The Substance Abuse and Mental Health Services Administration (SAMHSA) released the 2017-2018 National Survey on Drug Use and Health (NSDUH) State Estimates in December 2019.

  • Past year and past month marijuana use among 12 to 17 year-olds in “legal” states increased around 3.5%, each from 2016-2017 to 2017-2018.
  • Past year and past month marijuana use among 18 to 25 year-olds increased nearly 4.4% each from 2016-2017 to 2017-2018
  • While 23.8% of 12 to 17 year-olds in non-legal states perceive a risk from smoking marijuana once a month, only 17.4% in “legal” states perceive such a risk
  • One study found cases of Cannabis Use Disorder (CUD) in young people in “legal” states grew 25% following legalization (Cerda et. al., 2019).

“This latest data puts to rest the wild claims by drug advocates that somehow – and miraculously – youth use of drugs is going to decline if we legalise cannabis,” says spokesperson Aaron Ironside.

“Drug users should receive all the help they can to overcome their addiction and to become drug-free, but the health, rights and protection of the general public and especially our young people should take precedence over the rights of individuals to get high and who want to normalise drug use in our communities.”

Cannabis referendum: how legalisation could change access for medicinal cannabis patients

Stuff co.nz 4 August 2020
Our additional comment: A puff piece to persuade people that the referendum is about medicinal cannabis – which it’s not! But at least they quote us….

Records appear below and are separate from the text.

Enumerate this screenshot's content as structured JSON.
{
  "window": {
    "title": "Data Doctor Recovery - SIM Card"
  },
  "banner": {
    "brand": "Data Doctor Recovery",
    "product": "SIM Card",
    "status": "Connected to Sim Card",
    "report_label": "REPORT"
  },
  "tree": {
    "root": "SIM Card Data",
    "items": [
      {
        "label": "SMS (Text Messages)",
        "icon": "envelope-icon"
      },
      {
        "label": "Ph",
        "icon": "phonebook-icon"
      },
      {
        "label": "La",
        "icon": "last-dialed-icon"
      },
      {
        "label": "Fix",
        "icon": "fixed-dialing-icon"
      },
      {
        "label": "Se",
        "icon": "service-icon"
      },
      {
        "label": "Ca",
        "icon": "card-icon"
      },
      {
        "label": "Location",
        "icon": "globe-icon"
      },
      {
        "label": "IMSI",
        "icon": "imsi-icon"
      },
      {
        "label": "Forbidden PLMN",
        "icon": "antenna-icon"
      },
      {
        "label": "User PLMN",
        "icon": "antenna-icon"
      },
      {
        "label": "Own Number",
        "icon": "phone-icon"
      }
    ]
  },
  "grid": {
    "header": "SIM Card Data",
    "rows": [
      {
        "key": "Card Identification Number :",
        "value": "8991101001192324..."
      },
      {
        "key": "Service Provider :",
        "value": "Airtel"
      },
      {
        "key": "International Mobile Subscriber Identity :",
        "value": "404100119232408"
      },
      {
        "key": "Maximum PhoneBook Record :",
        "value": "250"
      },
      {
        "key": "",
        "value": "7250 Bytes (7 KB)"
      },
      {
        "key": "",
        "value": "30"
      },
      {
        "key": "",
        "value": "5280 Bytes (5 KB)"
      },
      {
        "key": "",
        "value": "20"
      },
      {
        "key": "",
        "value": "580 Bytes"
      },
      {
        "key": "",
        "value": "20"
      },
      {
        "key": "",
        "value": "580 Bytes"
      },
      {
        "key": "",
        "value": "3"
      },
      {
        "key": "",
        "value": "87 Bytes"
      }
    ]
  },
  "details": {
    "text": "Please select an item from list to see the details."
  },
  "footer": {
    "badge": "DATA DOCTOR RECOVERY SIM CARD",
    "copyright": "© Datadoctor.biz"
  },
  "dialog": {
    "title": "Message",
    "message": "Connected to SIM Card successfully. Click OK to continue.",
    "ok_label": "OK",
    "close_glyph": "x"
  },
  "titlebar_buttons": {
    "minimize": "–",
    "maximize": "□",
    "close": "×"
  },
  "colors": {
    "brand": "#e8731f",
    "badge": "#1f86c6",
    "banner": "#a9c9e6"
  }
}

“Say Nope To Dope campaign spokesperson, Aaron Ironside, said medicinal cannabis campaigners’ “deafening silence” after the drawing out of the ballot of National MP Dr Shane Reti’s medicinal cannabis private members bill, which sought to improve access for patients, showed the “true agenda” of campaigners. “This is evidence that their campaign is fraudulent,” he said.”

Many medicinal cannabis patients say they’re “holding out all hope” for recreational cannabis to be legalised, so they have safer, more affordable options, and can stop turning to the illicit market.

In September, New Zealanders will vote on the Cannabis Legalisation and Control Bill, which has been written to give Kiwis an idea of what the law for recreational cannabis might look like.

If the bill is passed and brought into law after the election, what would change for medicinal cannabis patients?

New Zealand’s medicinal cannabis regime officially took effect on April 1, 2020, but thousands of Kiwis are still relying on the illicit market, due to the limited and extremely high cost of accessing cannabis-based prescriptions.

For those who have gone down the legal route, their only option is to pay hundreds of dollars each month for a handful of approved but non-funded medicines.

Say Nope To Dope campaign spokesperson, Aaron Ironside​, said medicinal cannabis campaigners’ “deafening silence” after the drawing out of the ballot of National MP Dr Shane Reti’s medicinal cannabis private members bill, which sought to improve access for patients, showed the “true agenda” of campaigners.

“This is evidence that their campaign is fraudulent,” he said.

“If they supported this bill, it would undermine their ultimate goal of legalising cannabis for recreational use.”

He said it supported further quality research into the prescribed medicinal cannabis, for delivery via non-smoked forms, and had called for campaigners to “drop the facade” of helping patients.

“Their focus is purely on the right of people to use drugs for recreational reasons.”